На террасе было очень хорошо. Ее отделял от опушки узкий цветничок. Несколько других дач, по одной стороне перелеска, в полуверсте дальше, прислонились в лощине к опушке этого леса, шедшего на сотни десятин. Он принадлежал казне, дачи были выстроены на свой счет двумя инженерами, доктором да адвокатом. Одного из инженеров перевели, - он уступил свою Теркину еще ранней весной. С тех пор Серафима жила здесь почти безвыездно, часто одна, когда он отлучался неделями. Зиму они проводили то здесь, то там: жили в Москве, в Нижнем, в Астрахани. Скитанье по гостиницам и меблированным комнатам менее ее тяготило, чем одинокое житье на этой даче, в нескольких верстах от богатого приволжского посада, где у нее не было никого знакомых. Ей сдавалось, что Теркин продолжает ежиться от их нелегального положения. Правда, он должен был разъезжать по своим делам; но ему, видимо, не хотелось устроиться домом ни в Москве, ни в одном из приволжских губернских городов. Он, конечно, боялся за нее, а не за себя. Эта деликатность стесняла ее. Муж ее не преследовал, - кажется, забыл и думать о ее существовании. Его перевели куда-то за Москву. Их никто не беспокоил. Она жила по своему гимназическому диплому. Нигде - ни в Москве, ни в других городах - он не выдавал ее за жену, и это его стесняло.

Серафима недавно, перед тем как он собрался в Нижний, а она к своей матери, сказала ему в шутливом тоне:

- Вася! Ты все еще за меня смущаешься?.. Что я, Анна Каренина, что ли? Супруга сановника? Какое кому дело, венчаны мы или нет и что господин Рудич - мой муж?.. Коли ты в закон вступить пожелаешь, - когда разбогатеем, предложим ему отступного, вот и все!

Он тогда ничего ей не ответил, ни в шутку, ни серьезно; но теперь она ему как-то особенно резко казалась ничуть не похожей на жену всем своим видом и тоном. И он не мог освободиться от этих ненужных и расхолаживающих мыслей.

Вместе с Степанидой что-то принес для стола карлик, в серой паре из бумажной материи, очень маленький, с белокурой большой детской головой, безбородый, румяный, на коротких ножках, так что он переваливался с боку набок.
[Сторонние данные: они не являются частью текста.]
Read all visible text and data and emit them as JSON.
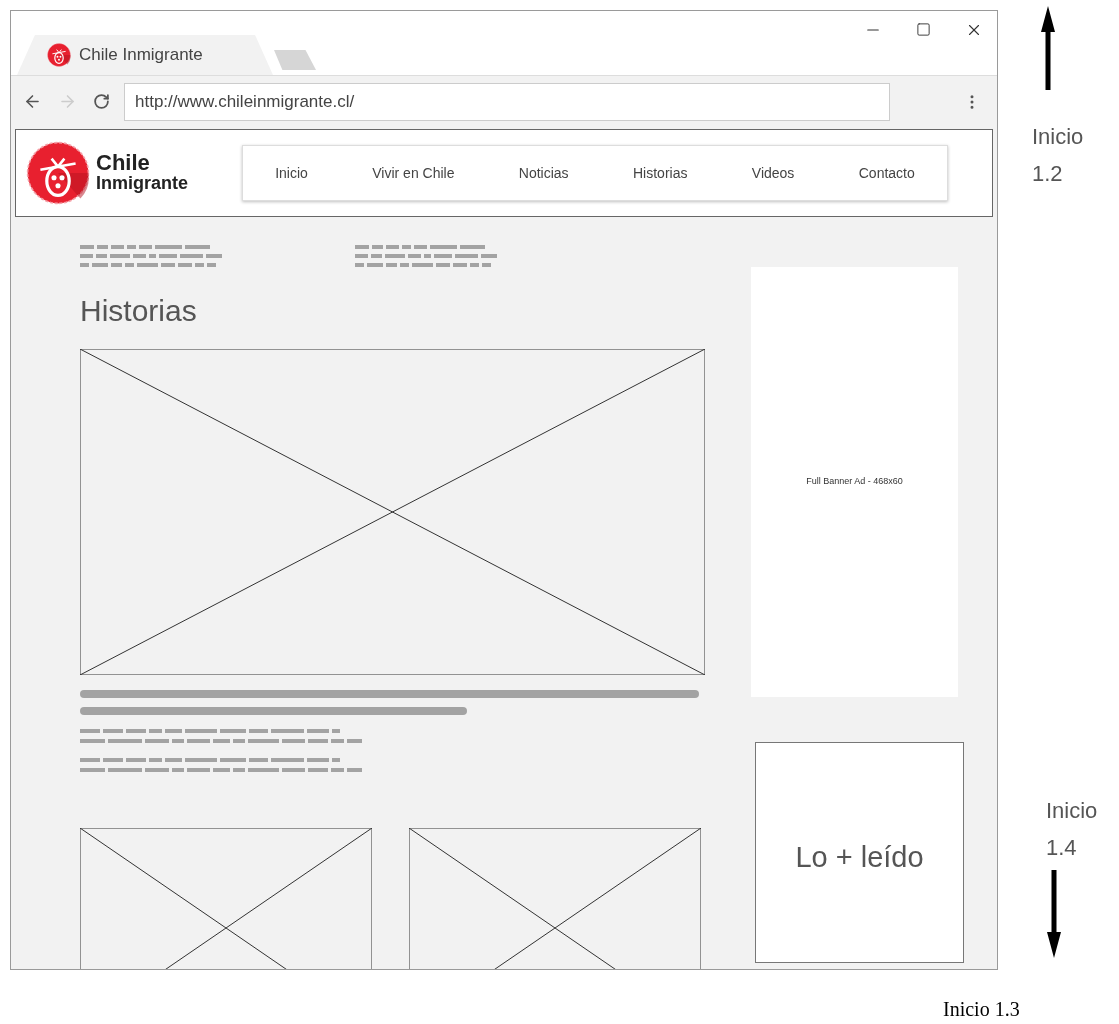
{
  "browser": {
    "tab_title": "Chile Inmigrante",
    "url": "http://www.chileinmigrante.cl/"
  },
  "site": {
    "logo": {
      "line1": "Chile",
      "line2": "Inmigrante"
    },
    "nav": [
      "Inicio",
      "Vivir en Chile",
      "Noticias",
      "Historias",
      "Videos",
      "Contacto"
    ],
    "heading": "Historias",
    "ad": "Full Banner Ad - 468x60",
    "most_read": "Lo + leído"
  },
  "annotations": {
    "top": "Inicio 1.2",
    "right": "Inicio 1.4",
    "bottom": "Inicio 1.3"
  }
}
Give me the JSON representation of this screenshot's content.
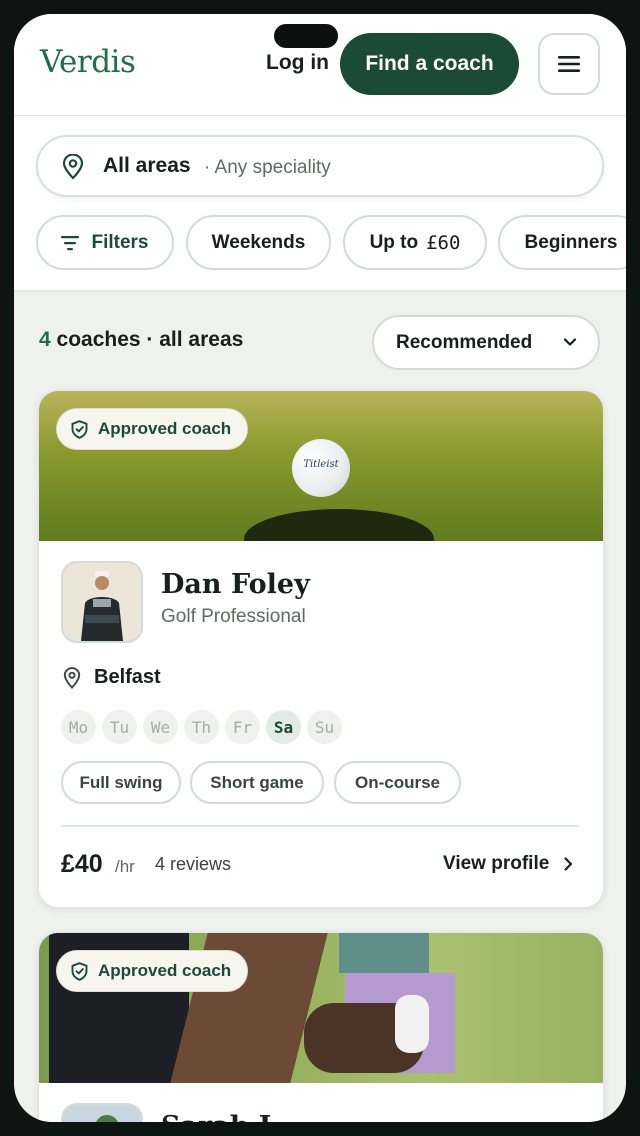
{
  "brand": {
    "logo": "Verdis",
    "accent": "#1f6e48",
    "dark": "#1c4a38"
  },
  "header": {
    "login_label": "Log in",
    "cta_label": "Find a coach",
    "menu_icon": "hamburger-icon"
  },
  "search": {
    "location": "All areas",
    "speciality": "· Any speciality",
    "icon": "map-pin-icon"
  },
  "chips": [
    {
      "label": "Filters",
      "icon": "filter-icon"
    },
    {
      "label": "Weekends"
    },
    {
      "label": "Up to",
      "amount": "£60"
    },
    {
      "label": "Beginners"
    }
  ],
  "results": {
    "count": "4",
    "count_suffix": "coaches · all areas",
    "sort_label": "Recommended"
  },
  "coaches": [
    {
      "badge": "Approved coach",
      "name": "Dan Foley",
      "role": "Golf Professional",
      "location": "Belfast",
      "days": [
        "Mo",
        "Tu",
        "We",
        "Th",
        "Fr",
        "Sa",
        "Su"
      ],
      "available_days": [
        "Sa"
      ],
      "tags": [
        "Full swing",
        "Short game",
        "On-course"
      ],
      "price": "£40",
      "price_unit": "/hr",
      "reviews": "4 reviews",
      "cta": "View profile",
      "ball_brand": "Titleist"
    },
    {
      "badge": "Approved coach",
      "name": "Sarah L"
    }
  ]
}
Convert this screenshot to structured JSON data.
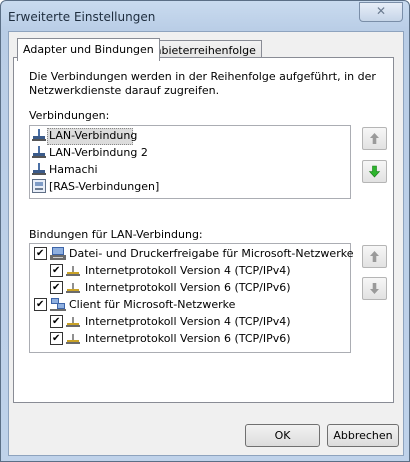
{
  "window": {
    "title": "Erweiterte Einstellungen",
    "close_glyph": "✕"
  },
  "tabs": [
    {
      "label": "Adapter und Bindungen",
      "active": true
    },
    {
      "label": "Anbieterreihenfolge",
      "active": false
    }
  ],
  "panel": {
    "description_line1": "Die Verbindungen werden in der Reihenfolge aufgeführt, in der",
    "description_line2": "Netzwerkdienste darauf zugreifen.",
    "connections_label": "Verbindungen:",
    "connections": [
      {
        "label": "LAN-Verbindung",
        "icon": "network-adapter-icon",
        "selected": true
      },
      {
        "label": "LAN-Verbindung 2",
        "icon": "network-adapter-icon",
        "selected": false
      },
      {
        "label": "Hamachi",
        "icon": "network-adapter-icon",
        "selected": false
      },
      {
        "label": "[RAS-Verbindungen]",
        "icon": "dialup-connections-icon",
        "selected": false
      }
    ],
    "bindings_label": "Bindungen für LAN-Verbindung:",
    "bindings": [
      {
        "label": "Datei- und Druckerfreigabe für Microsoft-Netzwerke",
        "checked": true,
        "level": 0,
        "icon": "file-printer-sharing-icon"
      },
      {
        "label": "Internetprotokoll Version 4 (TCP/IPv4)",
        "checked": true,
        "level": 1,
        "icon": "protocol-icon"
      },
      {
        "label": "Internetprotokoll Version 6 (TCP/IPv6)",
        "checked": true,
        "level": 1,
        "icon": "protocol-icon"
      },
      {
        "label": "Client für Microsoft-Netzwerke",
        "checked": true,
        "level": 0,
        "icon": "network-client-icon"
      },
      {
        "label": "Internetprotokoll Version 4 (TCP/IPv4)",
        "checked": true,
        "level": 1,
        "icon": "protocol-icon"
      },
      {
        "label": "Internetprotokoll Version 6 (TCP/IPv6)",
        "checked": true,
        "level": 1,
        "icon": "protocol-icon"
      }
    ]
  },
  "buttons": {
    "ok": "OK",
    "cancel": "Abbrechen"
  },
  "colors": {
    "window_frame": "#bfd2ea",
    "arrow_enabled": "#2db52d",
    "arrow_disabled": "#9a9a9a"
  }
}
Ему было уже под тридцать. Звали его Парфен Чурилин. Теркину он понравился в Казани, в парикмахерской, и он его взял себе в услужение. Серафима его не любила и скрывала это. Она дожидалась только случая, чтобы спустить "карлу". Кухарка уже донесла ей, что он тайно "заливает за галстук", только изловить его было трудно.

- Чурилин! Как изволите поживать? - обратился к нему Теркин, державшийся с ним всегда шуточного тона.

- Слава Богу, Василий Иваныч. Благодарю покорно.

Голос у карлика был не пискливый, а низковатый и тусклый, точно он выходил из большого тела.

Чурилин поставил на стол прибор, причем его маковка пришлась в уровень с бортом, приковылял к Теркину, еще раз поклонился ему, по-крестьянски мотнув низко своей огромной головой, и хотел приложиться к руке.

- Не надо! - выговорил Теркин и отдернул руку.

В преданность карлика он верил и чувствовал к нему нечто вроде ласковой заботы о собачке, которая с каждым днем все больше привязывается к хозяину.

- Ступай, неси судок, да не растеряй пробки!

Серафима намекала на то, что накануне у него выпала пробка из бутылочки с уксусом. Чурилин, и без того красный, еще гуще покраснел. Он был обидчив и помнил всякое замечание, еще сильнее - насмешку над его ростом. В работе хотел он всегда отличиться дельностью и все исполнял серьезно, всякую малость. И это Теркину в нем очень нравилось.

- Такой карпыш, - говаривал он, - а сколько сериозу! Для него все важно!

Степанида и Чурилин еще раз пришли и ушли. Теркин крикнул даже:

- Довольно! Нечего больше таскать!

Когда они остались вдвоем с Серафимой и она стала наливать ему чай и угощать разной домашней снедью, он ощутил опять неловкость после ее вопроса: "как веселился он у Макария?"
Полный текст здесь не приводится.